= Milliken–Taylor theorem =

Generalization of both Ramsey's theorem and Hindman's theorem

In mathematics, the Milliken–Taylor theorem in combinatorics is a generalization of both Ramsey's theorem and Hindman's theorem. It is named after Keith Milliken and Alan D. Taylor.

Let $\mathcal{P}_f(\mathbb{N})$ denote the set of finite subsets of $\mathbb{N}$, and define a partial order on $\mathcal{P}_f(\mathbb{N})$ by α<β if and only if max α<min β. Given a sequence of integers $\langle a_n \rangle_{n=0}^\infty \subset \mathbb{N}$ and k > 0, let
$[FS(\langle a_n \rangle_{n=0}^\infty)]^k_< = \left \{ \left \{ \sum_{t\in \alpha_1}a_t, \ldots , \sum_{t\in \alpha_k}a_t \right \}: \alpha_1 ,\cdots , \alpha_k \in \mathcal{P}_f(\mathbb{N})\text{ and }\alpha_1 <\cdots < \alpha_k \right \}.$
Let $[S]^k$ denote the k-element subsets of a set S. The Milliken–Taylor theorem says that for any finite partition $[\mathbb{N}]^k=C_1 \cup C_2 \cup \cdots \cup C_r$, there exist some i ≤ r and a sequence $\langle a_n \rangle_{n=0}^{\infty} \subset \mathbb{N}$ such that $[FS(\langle a_n \rangle_{n=0}^{\infty})]^k_< \subset C_i$.

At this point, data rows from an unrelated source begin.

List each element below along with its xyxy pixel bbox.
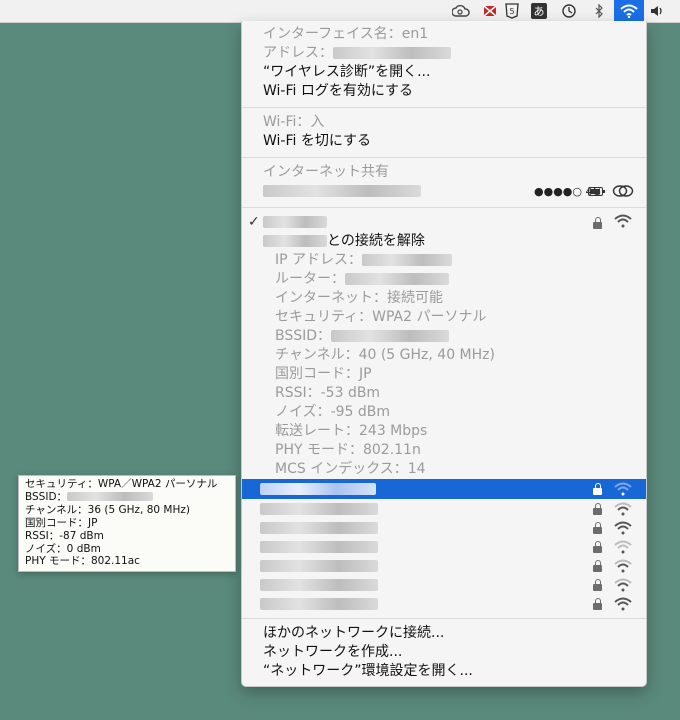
router-row: ルーター： xyxy=(242,270,679,289)
network-name-blurred xyxy=(260,579,378,591)
network-item[interactable] xyxy=(242,537,646,556)
separator xyxy=(242,207,646,208)
wifi-signal-icon xyxy=(614,482,632,496)
time-machine-icon[interactable] xyxy=(560,2,578,20)
address-label: アドレス： xyxy=(263,45,333,61)
wifi-signal-icon xyxy=(614,214,632,228)
html5-icon[interactable]: 5 xyxy=(503,2,521,20)
wifi-signal-icon xyxy=(614,578,632,592)
network-name-blurred xyxy=(260,522,378,534)
lock-icon xyxy=(593,217,602,229)
lock-icon xyxy=(593,579,602,591)
wifi-signal-icon xyxy=(614,521,632,535)
wifi-icon[interactable] xyxy=(614,0,644,22)
network-name-blurred xyxy=(260,541,378,553)
country-code-info: 国別コード：JP xyxy=(275,366,372,382)
separator xyxy=(242,157,646,158)
network-item[interactable] xyxy=(242,575,646,594)
open-diagnostics-item[interactable]: “ワイヤレス診断”を開く... xyxy=(242,63,667,82)
network-item-highlighted[interactable] xyxy=(242,479,646,499)
bssid-label: BSSID： xyxy=(275,328,332,344)
network-item[interactable] xyxy=(242,594,646,613)
menu-bar: 5 あ xyxy=(0,0,680,23)
mcs-index-info: MCS インデックス：14 xyxy=(275,461,426,477)
input-method-icon[interactable]: あ xyxy=(531,3,547,19)
lock-icon xyxy=(593,541,602,553)
wifi-signal-icon xyxy=(614,597,632,611)
security-info: セキュリティ：WPA2 パーソナル xyxy=(275,309,487,325)
ip-address-label: IP アドレス： xyxy=(275,252,363,268)
other-network-item[interactable]: ほかのネットワークに接続... xyxy=(242,624,667,643)
link-icon xyxy=(612,185,634,197)
channel-info: チャンネル：40 (5 GHz, 40 MHz) xyxy=(275,347,495,363)
wifi-off-item[interactable]: Wi-Fi を切にする xyxy=(242,132,667,151)
network-item[interactable] xyxy=(242,499,646,518)
network-name-blurred xyxy=(263,235,327,247)
transfer-rate-info: 転送レート：243 Mbps xyxy=(275,423,428,439)
tooltip-phy: PHY モード：802.11ac xyxy=(25,555,140,568)
mail-flag-icon[interactable] xyxy=(481,2,499,20)
disconnect-item[interactable]: との接続を解除 xyxy=(242,232,667,251)
tooltip-bssid-row: BSSID： xyxy=(25,491,235,504)
lock-icon xyxy=(593,560,602,572)
lock-icon xyxy=(593,483,602,495)
ip-address-row: IP アドレス： xyxy=(242,251,679,270)
wifi-signal-icon xyxy=(614,559,632,573)
creative-cloud-icon[interactable] xyxy=(452,2,470,20)
lock-icon xyxy=(593,503,602,515)
noise-info: ノイズ：-95 dBm xyxy=(275,404,391,420)
internet-status: インターネット：接続可能 xyxy=(275,290,443,306)
hotspot-name-blurred xyxy=(263,185,421,197)
interface-name: インターフェイス名：en1 xyxy=(263,26,429,42)
separator xyxy=(242,618,646,619)
address-row: アドレス： xyxy=(242,44,667,63)
connected-network-item[interactable] xyxy=(242,213,667,232)
address-blurred xyxy=(333,47,451,59)
network-name-blurred xyxy=(260,503,378,515)
bluetooth-icon[interactable] xyxy=(590,2,608,20)
tooltip-noise: ノイズ：0 dBm xyxy=(25,542,101,555)
internet-sharing-label: インターネット共有 xyxy=(263,164,389,180)
tooltip-bssid: BSSID： xyxy=(25,490,68,503)
lock-icon xyxy=(593,598,602,610)
enable-wifi-log-item[interactable]: Wi-Fi ログを有効にする xyxy=(242,82,667,101)
network-tooltip: セキュリティ：WPA／WPA2 パーソナル BSSID： チャンネル：36 (5… xyxy=(18,475,236,572)
router-label: ルーター： xyxy=(275,271,345,287)
network-item[interactable] xyxy=(242,556,646,575)
wifi-signal-icon xyxy=(614,540,632,554)
wifi-status: Wi-Fi：入 xyxy=(263,114,325,130)
network-name-blurred xyxy=(260,560,378,572)
network-name-blurred xyxy=(263,216,327,228)
tooltip-security: セキュリティ：WPA／WPA2 パーソナル xyxy=(25,478,218,490)
tooltip-rssi: RSSI：-87 dBm xyxy=(25,529,104,542)
tooltip-country: 国別コード：JP xyxy=(25,516,98,529)
phy-mode-info: PHY モード：802.11n xyxy=(275,442,421,458)
volume-icon[interactable] xyxy=(648,2,666,20)
network-item[interactable] xyxy=(242,518,646,537)
create-network-item[interactable]: ネットワークを作成... xyxy=(242,643,667,662)
disconnect-label: との接続を解除 xyxy=(327,233,425,249)
tooltip-channel: チャンネル：36 (5 GHz, 80 MHz) xyxy=(25,503,190,516)
network-name-blurred xyxy=(260,483,376,495)
separator xyxy=(242,107,646,108)
svg-text:5: 5 xyxy=(509,7,514,16)
bssid-blurred xyxy=(331,330,450,342)
bssid-row: BSSID： xyxy=(242,327,679,346)
ip-blurred xyxy=(362,254,453,266)
rssi-info: RSSI：-53 dBm xyxy=(275,385,381,401)
open-network-prefs-item[interactable]: “ネットワーク”環境設定を開く... xyxy=(242,662,667,681)
router-blurred xyxy=(345,273,449,285)
tooltip-bssid-blurred xyxy=(67,492,154,502)
wifi-menu: インターフェイス名：en1 アドレス： “ワイヤレス診断”を開く... Wi-F… xyxy=(241,21,647,687)
network-name-blurred xyxy=(260,598,378,610)
lock-icon xyxy=(593,522,602,534)
wifi-signal-icon xyxy=(614,502,632,516)
battery-icon xyxy=(588,187,605,196)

For each $\langle a_n \rangle_{n=0}^\infty \subset \mathbb{N}$, call $[FS(\langle a_n \rangle_{n=0}^\infty)]^k_<$ an MT^{k} set. Then, alternatively, the Milliken–Taylor theorem asserts that the collection of MT^{k} sets is partition regular for each k.